The first one has the advanteges of:
Message ordering
At least one delivery
But the disadvantages are quite problematic:
No built-in autoscaling (you can achieve it using triggers)
No message visibility functionality (apparently, asking to confirm that)
No topic subscription
Very strict read transactions: you can improve it using multiple shards from what I read here you must have a not well defined number of lamdas with different invocation priorities and a not well defined strategy to avoid duplicate processing across multiple instances of the same microservice.
The second one has the advanteges of:
Is completely managed
Very high TPS
Topic subscriptions
Message visibility functionality
Drawbacks:
SQS messages are best-effort ordering, still no idea of what they means.

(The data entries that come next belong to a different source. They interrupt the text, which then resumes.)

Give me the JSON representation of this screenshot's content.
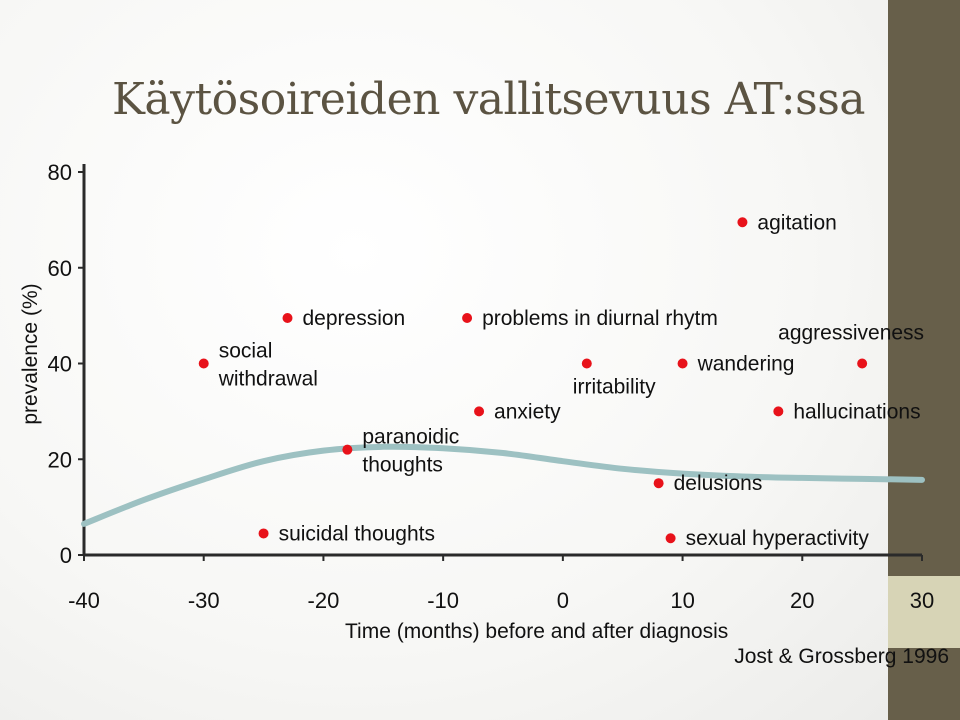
{
  "slide": {
    "title": "Käytösoireiden vallitsevuus AT:ssa",
    "source": "Jost & Grossberg 1996"
  },
  "colors": {
    "title": "#5b5342",
    "accent_bar": "#675f4a",
    "accent_block": "#d7d4b6",
    "curve": "#9dc1c2",
    "marker": "#e8121a",
    "axis": "#2a2a2a"
  },
  "chart_data": {
    "type": "scatter",
    "xlabel": "Time (months) before and after diagnosis",
    "ylabel": "prevalence (%)",
    "xlim": [
      -40,
      30
    ],
    "ylim": [
      0,
      80
    ],
    "x_ticks": [
      "-40",
      "-30",
      "-20",
      "-10",
      "0",
      "10",
      "20",
      "30"
    ],
    "y_ticks": [
      "0",
      "20",
      "40",
      "60",
      "80"
    ],
    "points": [
      {
        "label": "social\nwithdrawal",
        "x": -30,
        "y": 40,
        "label_side": "right"
      },
      {
        "label": "depression",
        "x": -23,
        "y": 49.5,
        "label_side": "right"
      },
      {
        "label": "suicidal thoughts",
        "x": -25,
        "y": 4.5,
        "label_side": "right"
      },
      {
        "label": "paranoidic\nthoughts",
        "x": -18,
        "y": 22,
        "label_side": "right"
      },
      {
        "label": "problems in diurnal rhytm",
        "x": -8,
        "y": 49.5,
        "label_side": "right"
      },
      {
        "label": "anxiety",
        "x": -7,
        "y": 30,
        "label_side": "right"
      },
      {
        "label": "irritability",
        "x": 2,
        "y": 40,
        "label_side": "below"
      },
      {
        "label": "delusions",
        "x": 8,
        "y": 15,
        "label_side": "right"
      },
      {
        "label": "sexual hyperactivity",
        "x": 9,
        "y": 3.5,
        "label_side": "right"
      },
      {
        "label": "wandering",
        "x": 10,
        "y": 40,
        "label_side": "right"
      },
      {
        "label": "agitation",
        "x": 15,
        "y": 69.5,
        "label_side": "right"
      },
      {
        "label": "hallucinations",
        "x": 18,
        "y": 30,
        "label_side": "right"
      },
      {
        "label": "aggressiveness",
        "x": 25,
        "y": 40,
        "label_side": "above"
      }
    ],
    "trend": {
      "x": [
        -40,
        -35,
        -30,
        -25,
        -20,
        -15,
        -10,
        -5,
        0,
        5,
        10,
        15,
        20,
        25,
        30
      ],
      "y": [
        6.5,
        11.5,
        15.8,
        19.6,
        21.8,
        22.6,
        22.3,
        21.3,
        19.6,
        18,
        17,
        16.4,
        16.1,
        15.9,
        15.7
      ]
    }
  }
}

It says "A standard queue makes a best effort to preserve the order of messages, but more than one copy of a message might be delivered out of order".
Does it means that giving n copies of a message the first copy is delivered in order while the others are delivered unordered compared to the other messages' copies? Or "more that one" could be "all"?
A very big thanks for every kind of advice!
I'm quite a newbe in microservices and Event-Sourcing
Review Greg Young's talk Polygot Data for more insight into what follows.
Sharing events across service boundaries has two basic approaches - a push model and a pull model. For subscribers that care about the ordering of events, a pull model is "simpler" to maintain.
The basic idea being that each subscriber tracks its own high water mark for how many events in a stream it has processed, and queries an ordered representation of the event list to get updates.
In AWS, you would normally get this representation by querying the authoritative service for the updated event list (the implementation of which could include paging). The service might provide the list of events by querying dynamodb directly, or by getting the most recent key from DynamoDB, and then looking up cached representations of the events in S3.
In this approach, the "events" that are being pushed out of the system are really just notifications, allowing the subscribers to reduce the latency between the write into Dynamo and their own read.
I would normally reach for SNS (fan-out) for broadcasting notifications. Consumers that need bookkeeping support for which notifications they have handled would use SQS. But the primary channel for communicating the ordered events is pull.
I myself haven't looked hard at Kinesis - there's some general discussion in earlier questions -- but I think Kevin Sookocheff is onto something when he writes
...if you dig a little deeper you will find that Kinesis is well suited for a very particular use case, and if your application doesn’t fit this use case, Kinesis may be a lot more trouble than it’s worth.
Kinesis’ primary use case is collecting, storing and processing real-time continuous data streams. Data streams are data that are generated continuously by thousands of data sources, which typically send in the data records simultaneously, and in small sizes (order of Kilobytes).
Another thing: the fact that I'm accessing data from another
microservice stream is an anti-pattern, isn't it?
Well, part of the point of dividing a system into microservices is to reduce the coupling between the capabilities of the system. Accessing data across the microservice boundaries increases the coupling. So there's some tension there.
But basically if I'm using a pull model I need to read
data from other microservices' stream. Is it avoidable?
If you query the service you need for the information, rather than digging it out of the stream yourself, you reduce the coupling -- much like asking a service for data rather than reaching into an RDBMS and querying the tables yourself.
If you can avoid sharing the information between services at all, then you get even less coupling.
(Naive example: order fulfillment needs to know when an order has been paid for; so it needs a correlation id when the payment is made, but it doesn't need any of the other billing details.)